N ‐acetylglucosaminyltransferase V (Gnt‐V) has been linked to the migration of various human cancers. Recently we have found that inhibition of Gnt‐V increases the radiosensitivity of cancer cells. However, the mechanisms by which Gnt‐V mediates radiosensitivity and migration, especially in small cell lung cancer ( SCLC ) remain unknown. In our study, two SCLC cell lines (H1688 and H146) were used to investigate whether Gnt‐V modulated the radiosensitivity and migration of SCLC cells through the epithelial–mesenchymal transition ( EMT ). The results showed that the expression of Gnt‐V correlated with the N stage in patients with SCLC . Overexpression of Gnt‐V led to a further increase in the relative viable cell number and survival fraction with a decrease in apoptosis rate and Bax/Bcl‐2 ratio, when the cells were treated with irradiation. By contrast, knockdown of Gnt‐V with irradiation resulted in a further decrease in the relative viable cell number and survival fraction but an increase in apoptosis rate and Bax/Bcl‐2 ratio.

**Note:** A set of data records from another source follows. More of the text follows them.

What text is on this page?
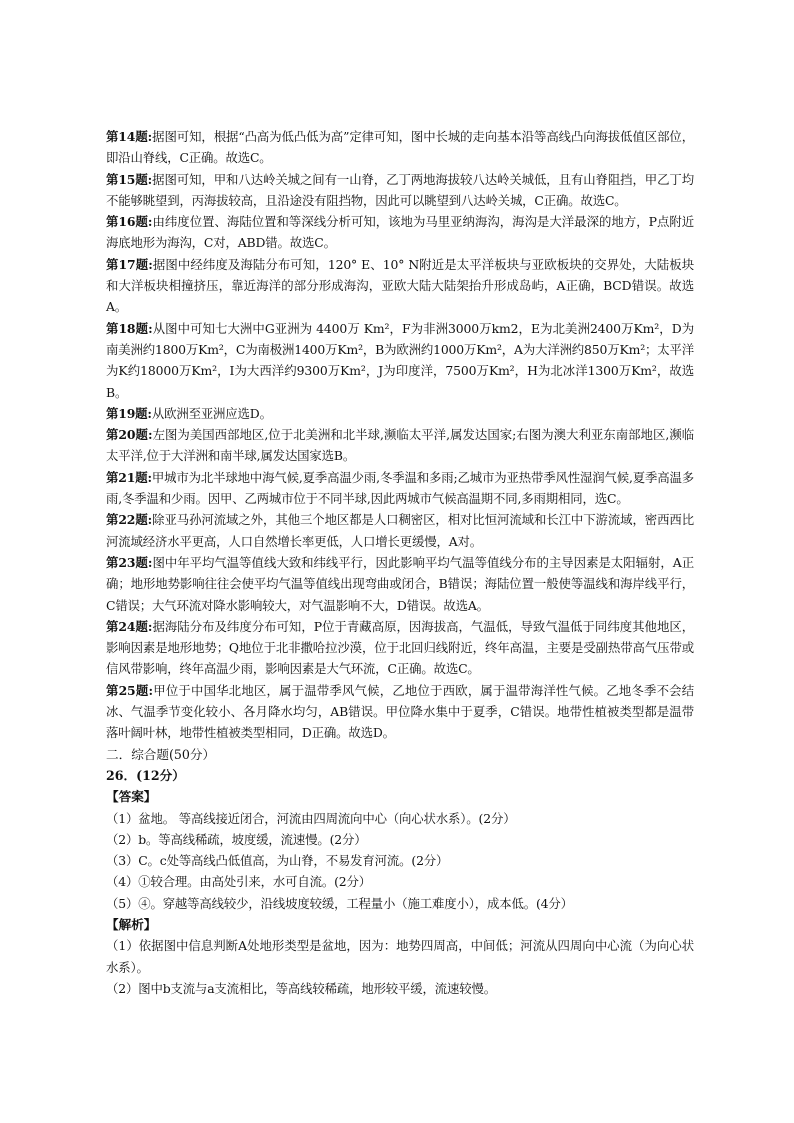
第14题:据图可知，根据“凸高为低凸低为高”定律可知，图中长城的走向基本沿等高线凸向海拔低值区部位，即沿山脊线，C正确。故选C。

第15题:据图可知，甲和八达岭关城之间有一山脊，乙丁两地海拔较八达岭关城低，且有山脊阻挡，甲乙丁均不能够眺望到，丙海拔较高，且沿途没有阻挡物，因此可以眺望到八达岭关城，C正确。故选C。

第16题:由纬度位置、海陆位置和等深线分析可知，该地为马里亚纳海沟，海沟是大洋最深的地方，P点附近海底地形为海沟，C对，ABD错。故选C。

第17题:据图中经纬度及海陆分布可知，120° E、10° N附近是太平洋板块与亚欧板块的交界处，大陆板块和大洋板块相撞挤压，靠近海洋的部分形成海沟，亚欧大陆大陆架抬升形成岛屿，A正确，BCD错误。故选A。

第18题:从图中可知七大洲中G亚洲为 4400万 Km²，F为非洲3000万km2，E为北美洲2400万Km²，D为南美洲约1800万Km²，C为南极洲1400万Km²，B为欧洲约1000万Km²，A为大洋洲约850万Km²；太平洋为K约18000万Km²，I为大西洋约9300万Km²，J为印度洋，7500万Km²，H为北冰洋1300万Km²，故选B。

第19题:从欧洲至亚洲应选D。

第20题:左图为美国西部地区,位于北美洲和北半球,濒临太平洋,属发达国家;右图为澳大利亚东南部地区,濒临太平洋,位于大洋洲和南半球,属发达国家选B。

第21题:甲城市为北半球地中海气候,夏季高温少雨,冬季温和多雨;乙城市为亚热带季风性湿润气候,夏季高温多雨,冬季温和少雨。因甲、乙两城市位于不同半球,因此两城市气候高温期不同,多雨期相同，选C。

第22题:除亚马孙河流域之外，其他三个地区都是人口稠密区，相对比恒河流域和长江中下游流域，密西西比河流域经济水平更高，人口自然增长率更低，人口增长更缓慢，A对。

第23题:图中年平均气温等值线大致和纬线平行，因此影响平均气温等值线分布的主导因素是太阳辐射，A正确；地形地势影响往往会使平均气温等值线出现弯曲或闭合，B错误；海陆位置一般使等温线和海岸线平行，C错误；大气环流对降水影响较大，对气温影响不大，D错误。故选A。

第24题:据海陆分布及纬度分布可知，P位于青藏高原，因海拔高，气温低，导致气温低于同纬度其他地区，影响因素是地形地势；Q地位于北非撒哈拉沙漠，位于北回归线附近，终年高温，主要是受副热带高气压带或信风带影响，终年高温少雨，影响因素是大气环流，C正确。故选C。

第25题:甲位于中国华北地区，属于温带季风气候，乙地位于西欧，属于温带海洋性气候。乙地冬季不会结冰、气温季节变化较小、各月降水均匀，AB错误。甲位降水集中于夏季，C错误。地带性植被类型都是温带落叶阔叶林，地带性植被类型相同，D正确。故选D。

二．综合题(50分）

26．(12分）

【答案】

（1）盆地。 等高线接近闭合，河流由四周流向中心（向心状水系）。(2分）

（2）b。等高线稀疏，坡度缓，流速慢。(2分）

（3）C。c处等高线凸低值高，为山脊，不易发育河流。(2分）

（4）①较合理。由高处引来，水可自流。(2分）

（5）④。穿越等高线较少，沿线坡度较缓，工程量小（施工难度小），成本低。(4分）

【解析】

（1）依据图中信息判断A处地形类型是盆地，因为：地势四周高，中间低；河流从四周向中心流（为向心状水系）。

（2）图中b支流与a支流相比，等高线较稀疏，地形较平缓，流速较慢。
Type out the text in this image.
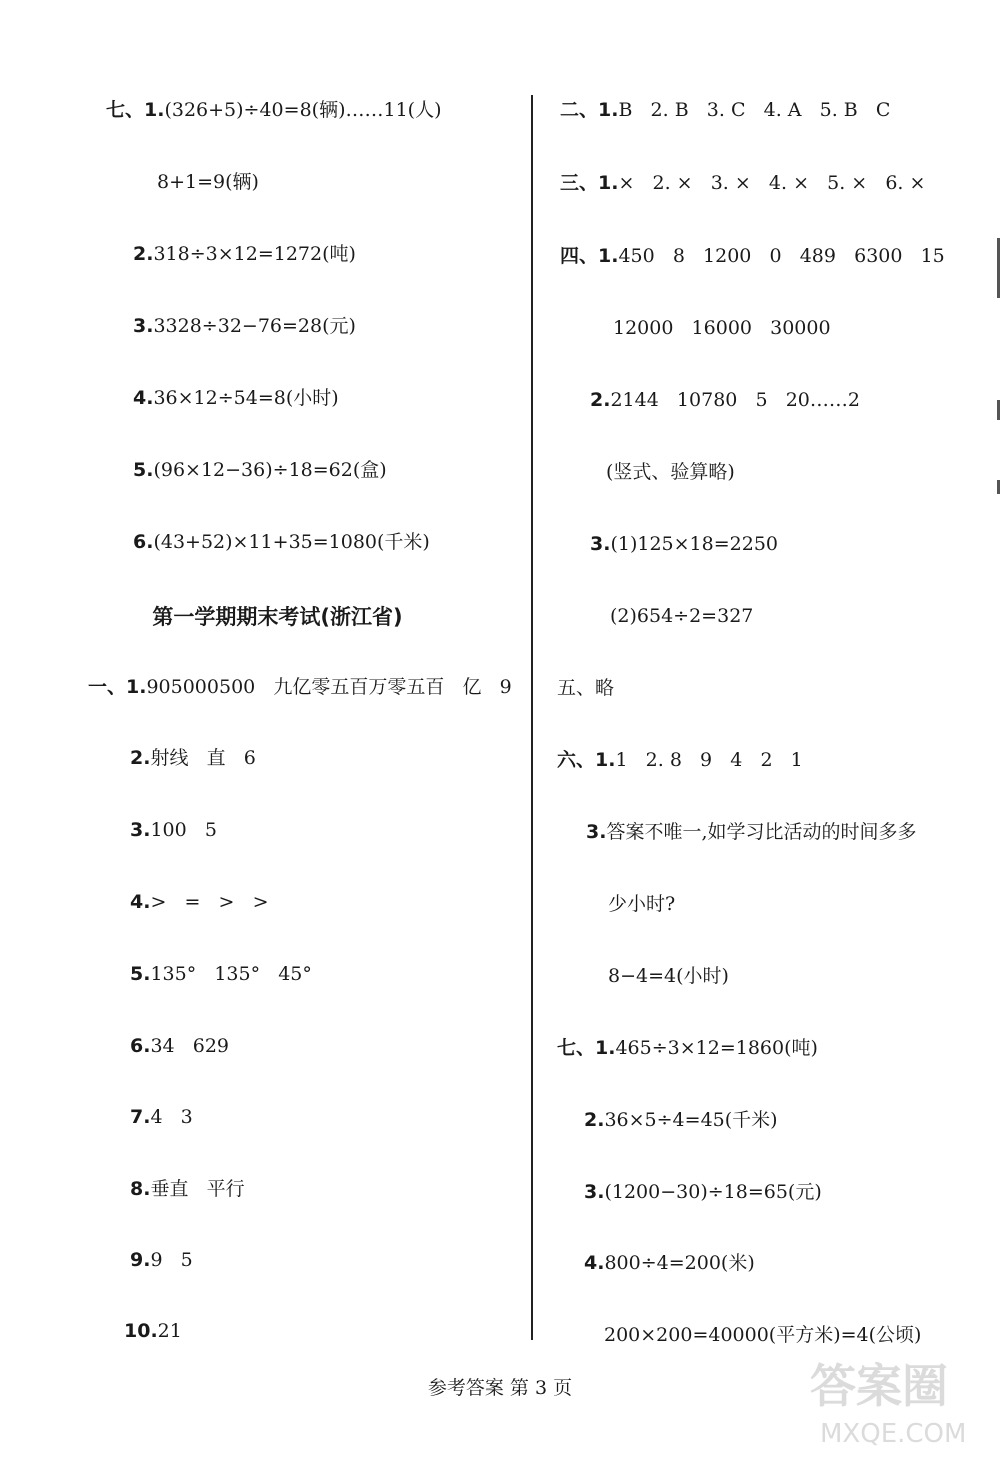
七、1.(326+5)÷40=8(辆)……11(人)
8+1=9(辆)
2.318÷3×12=1272(吨)
3.3328÷32−76=28(元)
4.36×12÷54=8(小时)
5.(96×12−36)÷18=62(盒)
6.(43+52)×11+35=1080(千米)
第一学期期末考试(浙江省)
一、1.905000500   九亿零五百万零五百   亿   9
2.射线   直   6
3.100   5
4.>   =   >   >
5.135°   135°   45°
6.34   629
7.4   3
8.垂直   平行
9.9   5
10.21
二、1.B   2. B   3. C   4. A   5. B   C
三、1.×   2. ×   3. ×   4. ×   5. ×   6. ×
四、1.450   8   1200   0   489   6300   15
12000   16000   30000
2.2144   10780   5   20……2
(竖式、验算略)
3.(1)125×18=2250
(2)654÷2=327
五、略
六、1.1   2. 8   9   4   2   1
3.答案不唯一,如学习比活动的时间多多
少小时?
8−4=4(小时)
七、1.465÷3×12=1860(吨)
2.36×5÷4=45(千米)
3.(1200−30)÷18=65(元)
4.800÷4=200(米)
200×200=40000(平方米)=4(公顷)
参考答案 第 3 页	答案圈
MXQE.COM
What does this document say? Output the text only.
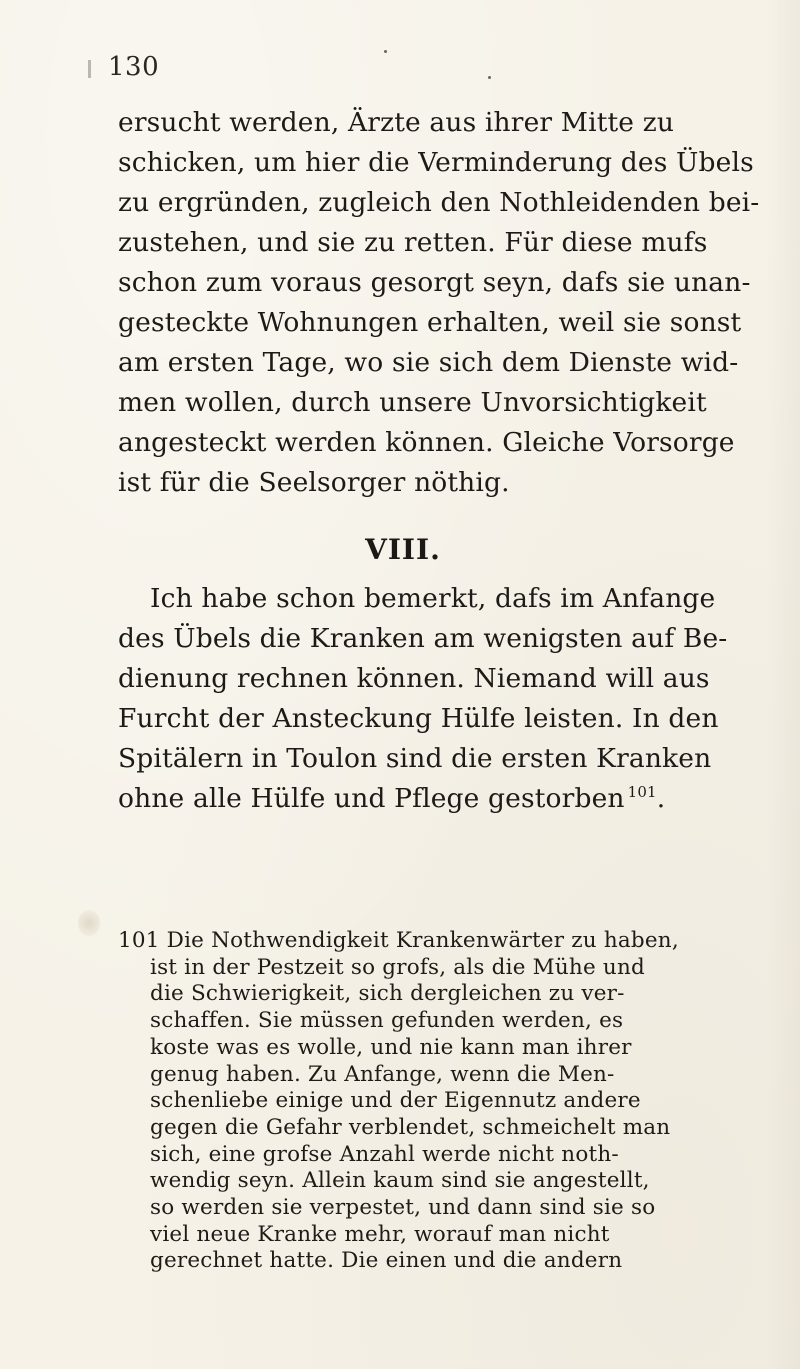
130
ersucht werden, Ärzte aus ihrer Mitte zu
schicken, um hier die Verminderung des Übels
zu ergründen, zugleich den Nothleidenden bei-
zustehen, und sie zu retten. Für diese mufs
schon zum voraus gesorgt seyn, dafs sie unan-
gesteckte Wohnungen erhalten, weil sie sonst
am ersten Tage, wo sie sich dem Dienste wid-
men wollen, durch unsere Unvorsichtigkeit
angesteckt werden können. Gleiche Vorsorge
ist für die Seelsorger nöthig.
VIII.
Ich habe schon bemerkt, dafs im Anfange
des Übels die Kranken am wenigsten auf Be-
dienung rechnen können. Niemand will aus
Furcht der Ansteckung Hülfe leisten. In den
Spitälern in Toulon sind die ersten Kranken
ohne alle Hülfe und Pflege gestorben $^{101}$.
101 Die Nothwendigkeit Krankenwärter zu haben,
ist in der Pestzeit so grofs, als die Mühe und
die Schwierigkeit, sich dergleichen zu ver-
schaffen. Sie müssen gefunden werden, es
koste was es wolle, und nie kann man ihrer
genug haben. Zu Anfange, wenn die Men-
schenliebe einige und der Eigennutz andere
gegen die Gefahr verblendet, schmeichelt man
sich, eine grofse Anzahl werde nicht noth-
wendig seyn. Allein kaum sind sie angestellt,
so werden sie verpestet, und dann sind sie so
viel neue Kranke mehr, worauf man nicht
gerechnet hatte. Die einen und die andern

Cells expressing high levels of Gnt‐V increased migration whereas low levels of Gnt‐V suppressed cell migration. Besides, the transient knockdown of ZEB 2 led to an increase in radiosensitivity and an inhibition in the migration of SCLC cells. Furthermore, Gnt‐V was negatively correlated with E‐cadherin expression but positively correlated with N‐cadherin, vimentin and ZEB 2 expression. Finally, an in vivo study revealed that upregulation of Gnt‐V caused tumour growth more quickly, as well as the expression of EMT ‐related markers (N‐cadherin, vimentin and ZEB 2). Taken together, the study suggested that an elevation of Gnt‐V could lead to the radiosensitivity and migration of SCLC cells by inducing EMT , thereby highlighting Gnt‐V as a potential therapeutic target for the prevention of EMT ‐associated tumour radioresistance and migration.